Такси доставило их к маленькой церкви и кладбищу на окраине, среди шахт, где когда-то добывали мрамор. Узкая дорожка между надгробиями привела их к семейной усыпальнице Алмейда. Фосс приотстал, осматривая фотографии покойников: большинство фотографий были чересчур официальными и больше походили на снимки из полицейского досье. Он провел пальцем по искусственным цветам — одни из пластика, другие из ткани. Наконец Фосс нагнал Андреа, все еще недоумевая, зачем они пришли в это место. Она указала ему на фотографию Жулиану, выцветшую под многолетними дождями и солнцем. Фосс всмотрелся в лицо сына, прищурился, стараясь разобрать его черты.
— Ты так ничего и не спросил о нем, — заговорила Андреа. — И я решила начать с конца. В его конце твое начало… что-то в этом роде.
Фосс ухватился обеими руками за кованую решетку мавзолея и заглянул внутрь, где стояло множество гробов — их еще прибавилось за эти годы — и две урны на одной полке, прах Луиша и прах Жулиану. Андреа вынула старую фотографию и вставила на ее место привезенную с собой, более сохранную. Старую фотографию она отдала Фоссу, и они вместе побрели к выходу, Карл низко склонил голову над поблекшим снимком.
Перед входом в гостиницу Андреа свернула в сторону, провела Карла мимо церкви и статуи святой королевы Изабел, присела на крепостном валу, усадила его рядом с собой и вручила ему подарок. Карл развернул бумагу, увидел красивую африканскую шкатулку и поблагодарил Андреа смущенным поцелуем.
— Открой ее, — посоветовала она. — Главный подарок внутри.
Сверху лежала семейная фотография Фоссов. Дрогнувшей рукой Карл поднес к глазам фотографию, и все его исхудалое тело пронизал озноб, когда он вгляделся в эти лица, в этих четырех человек, которые так охотно позировали фотографу, радуясь своему родству, принадлежности к единой семье. Он пролистал отцовские письма, дошел до последнего, в котором отец просил его вытащить Юлиуса из Сталинградского котла.
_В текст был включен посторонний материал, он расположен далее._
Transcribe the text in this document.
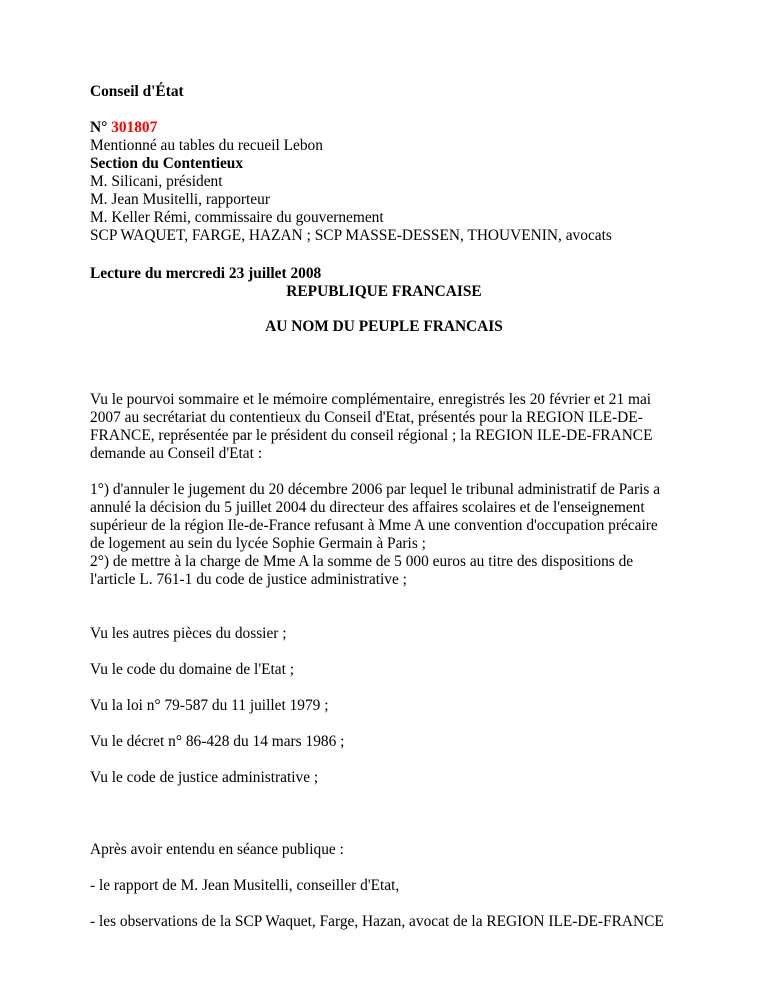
Conseil d'État
N° 301807
Mentionné au tables du recueil Lebon
Section du Contentieux
M. Silicani, président
M. Jean Musitelli, rapporteur
M. Keller Rémi, commissaire du gouvernement
SCP WAQUET, FARGE, HAZAN ; SCP MASSE-DESSEN, THOUVENIN, avocats
Lecture du mercredi 23 juillet 2008
REPUBLIQUE FRANCAISE
AU NOM DU PEUPLE FRANCAIS
Vu le pourvoi sommaire et le mémoire complémentaire, enregistrés les 20 février et 21 mai
2007 au secrétariat du contentieux du Conseil d'Etat, présentés pour la REGION ILE-DE-
FRANCE, représentée par le président du conseil régional ; la REGION ILE-DE-FRANCE
demande au Conseil d'Etat :
1°) d'annuler le jugement du 20 décembre 2006 par lequel le tribunal administratif de Paris a
annulé la décision du 5 juillet 2004 du directeur des affaires scolaires et de l'enseignement
supérieur de la région Ile-de-France refusant à Mme A une convention d'occupation précaire
de logement au sein du lycée Sophie Germain à Paris ;
2°) de mettre à la charge de Mme A la somme de 5 000 euros au titre des dispositions de
l'article L. 761-1 du code de justice administrative ;
Vu les autres pièces du dossier ;
Vu le code du domaine de l'Etat ;
Vu la loi n° 79-587 du 11 juillet 1979 ;
Vu le décret n° 86-428 du 14 mars 1986 ;
Vu le code de justice administrative ;
Après avoir entendu en séance publique :
- le rapport de M. Jean Musitelli, conseiller d'Etat,
- les observations de la SCP Waquet, Farge, Hazan, avocat de la REGION ILE-DE-FRANCE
Он прочел это письмо от начала до конца, потом свое письмо Юлиусу и наконец письмо от одного из солдат, извещавшее о смерти брата. Неловко, тыльной стороной кисти Карл утер глаза.
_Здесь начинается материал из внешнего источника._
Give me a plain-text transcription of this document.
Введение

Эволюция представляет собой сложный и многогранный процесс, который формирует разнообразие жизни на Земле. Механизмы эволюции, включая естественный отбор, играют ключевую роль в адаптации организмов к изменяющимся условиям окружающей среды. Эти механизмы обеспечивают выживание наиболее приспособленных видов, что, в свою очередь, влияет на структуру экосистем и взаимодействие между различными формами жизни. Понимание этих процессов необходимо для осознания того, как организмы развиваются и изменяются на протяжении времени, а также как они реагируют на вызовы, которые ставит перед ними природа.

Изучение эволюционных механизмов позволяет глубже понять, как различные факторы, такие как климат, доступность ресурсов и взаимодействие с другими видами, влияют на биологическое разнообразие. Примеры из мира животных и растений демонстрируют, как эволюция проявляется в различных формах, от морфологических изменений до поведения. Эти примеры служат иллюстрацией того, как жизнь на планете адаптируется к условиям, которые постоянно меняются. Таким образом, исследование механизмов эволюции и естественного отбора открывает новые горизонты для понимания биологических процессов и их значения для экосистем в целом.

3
— Я прихватила их с собой из твоей квартиры, когда убегала, — начала Андреа. — Лежала на крыше и слушала, как немцы обыскивают комнату. Я понимала, что больше у меня ничего не останется, поэтому письма надо было сохранить во что бы то ни стало. Но они принадлежат тебе. У тебя ведь тоже ничего не осталось.
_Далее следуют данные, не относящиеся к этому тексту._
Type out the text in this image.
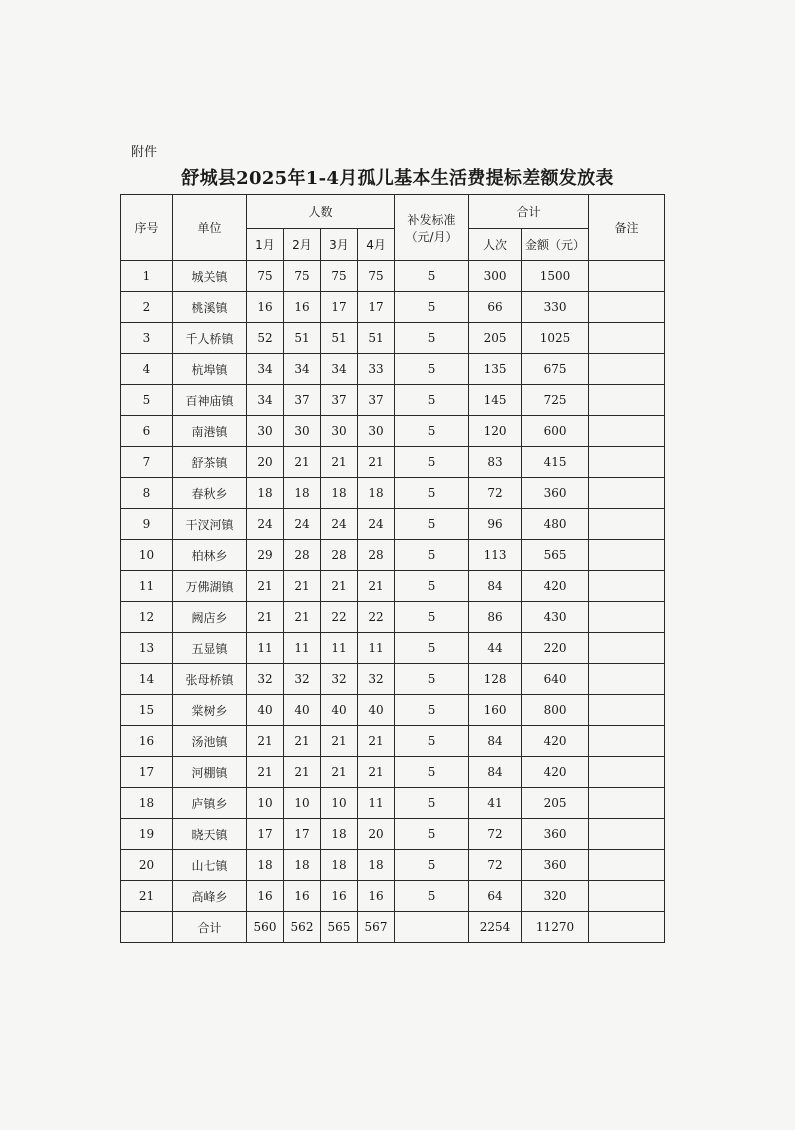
附件
舒城县2025年1-4月孤儿基本生活费提标差额发放表
序号	单位	人数				补发标准
（元/月）	合计		备注
		1月	2月	3月	4月		人次	金额（元）	
1	城关镇	75	75	75	75	5	300	1500	
2	桃溪镇	16	16	17	17	5	66	330	
3	千人桥镇	52	51	51	51	5	205	1025	
4	杭埠镇	34	34	34	33	5	135	675	
5	百神庙镇	34	37	37	37	5	145	725	
6	南港镇	30	30	30	30	5	120	600	
7	舒茶镇	20	21	21	21	5	83	415	
8	春秋乡	18	18	18	18	5	72	360	
9	干汊河镇	24	24	24	24	5	96	480	
10	柏林乡	29	28	28	28	5	113	565	
11	万佛湖镇	21	21	21	21	5	84	420	
12	阙店乡	21	21	22	22	5	86	430	
13	五显镇	11	11	11	11	5	44	220	
14	张母桥镇	32	32	32	32	5	128	640	
15	棠树乡	40	40	40	40	5	160	800	
16	汤池镇	21	21	21	21	5	84	420	
17	河棚镇	21	21	21	21	5	84	420	
18	庐镇乡	10	10	10	11	5	41	205	
19	晓天镇	17	17	18	20	5	72	360	
20	山七镇	18	18	18	18	5	72	360	
21	高峰乡	16	16	16	16	5	64	320	
	合计	560	562	565	567		2254	11270	
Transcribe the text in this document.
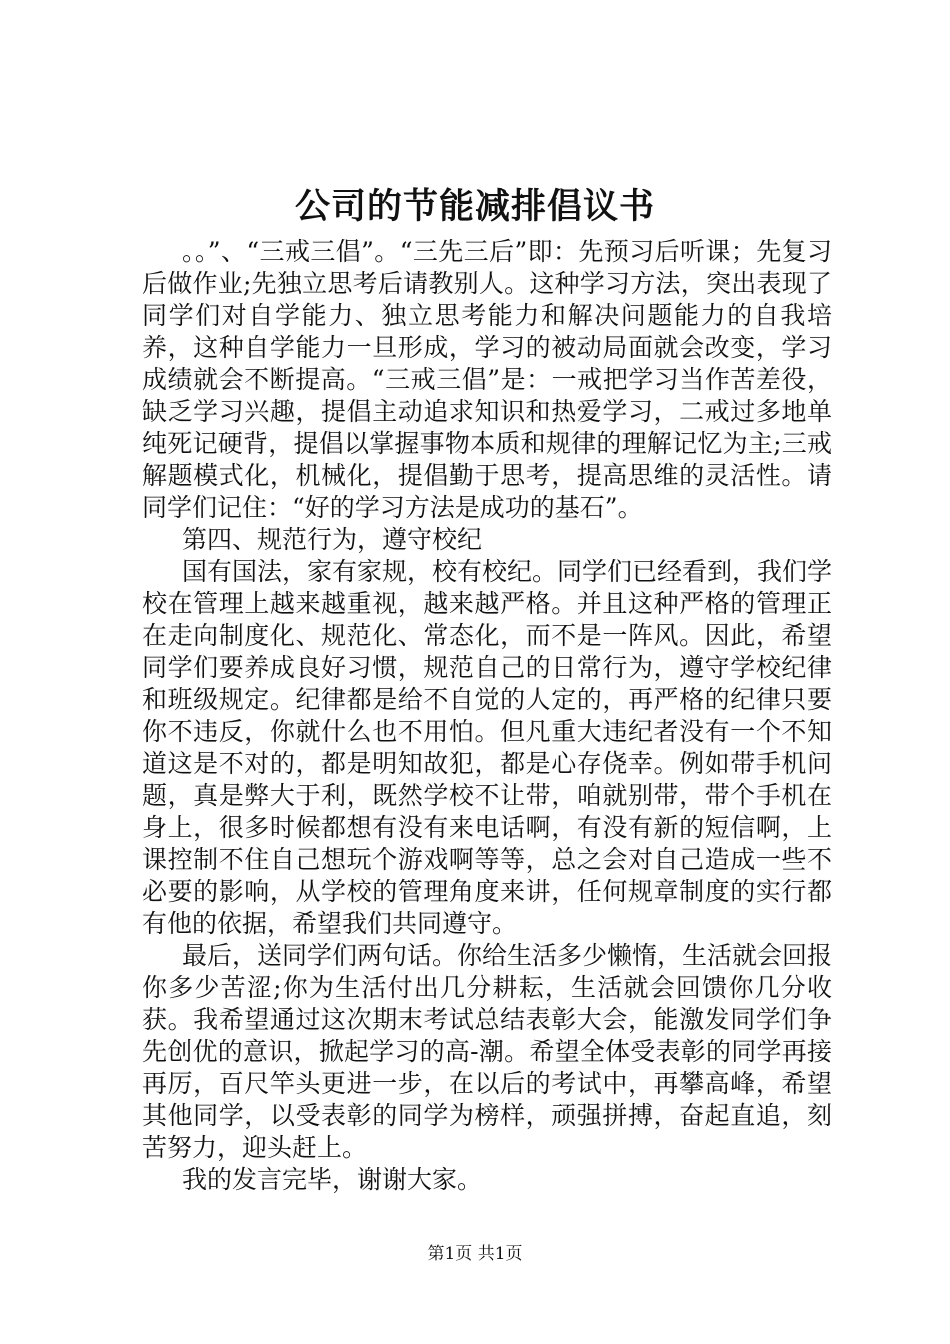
公司的节能减排倡议书

。。”、“三戒三倡”。“三先三后”即：先预习后听课；先复习后做作业;先独立思考后请教别人。这种学习方法，突出表现了同学们对自学能力、独立思考能力和解决问题能力的自我培养，这种自学能力一旦形成，学习的被动局面就会改变，学习成绩就会不断提高。“三戒三倡”是：一戒把学习当作苦差役，缺乏学习兴趣，提倡主动追求知识和热爱学习，二戒过多地单纯死记硬背，提倡以掌握事物本质和规律的理解记忆为主;三戒解题模式化，机械化，提倡勤于思考，提高思维的灵活性。请同学们记住：“好的学习方法是成功的基石”。

第四、规范行为，遵守校纪

国有国法，家有家规，校有校纪。同学们已经看到，我们学校在管理上越来越重视，越来越严格。并且这种严格的管理正在走向制度化、规范化、常态化，而不是一阵风。因此，希望同学们要养成良好习惯，规范自己的日常行为，遵守学校纪律和班级规定。纪律都是给不自觉的人定的，再严格的纪律只要你不违反，你就什么也不用怕。但凡重大违纪者没有一个不知道这是不对的，都是明知故犯，都是心存侥幸。例如带手机问题，真是弊大于利，既然学校不让带，咱就别带，带个手机在身上，很多时候都想有没有来电话啊，有没有新的短信啊，上课控制不住自己想玩个游戏啊等等，总之会对自己造成一些不必要的影响，从学校的管理角度来讲，任何规章制度的实行都有他的依据，希望我们共同遵守。

最后，送同学们两句话。你给生活多少懒惰，生活就会回报你多少苦涩;你为生活付出几分耕耘，生活就会回馈你几分收获。我希望通过这次期末考试总结表彰大会，能激发同学们争先创优的意识，掀起学习的高-潮。希望全体受表彰的同学再接再厉，百尺竿头更进一步，在以后的考试中，再攀高峰，希望其他同学，以受表彰的同学为榜样，顽强拼搏，奋起直追，刻苦努力，迎头赶上。

我的发言完毕，谢谢大家。

第1页 共1页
Он покачал головой, устало уперся подбородком в грудь.
— Я потеряла тебя, Карл, — заговорила она, поднимаясь на ноги, глядя сверху вниз на его склоненную голову. — Казалось бы, ты снова вошел в мою жизнь, но на самом деле ты не вернулся. Что-то гложет тебя, и ни до чего больше тебе нет дела, но ты нужен мне, Карл! Я пытаюсь напомнить тебе, кем ты был раньше, потому что только ты один что-то значил для меня, только ты был для меня всем.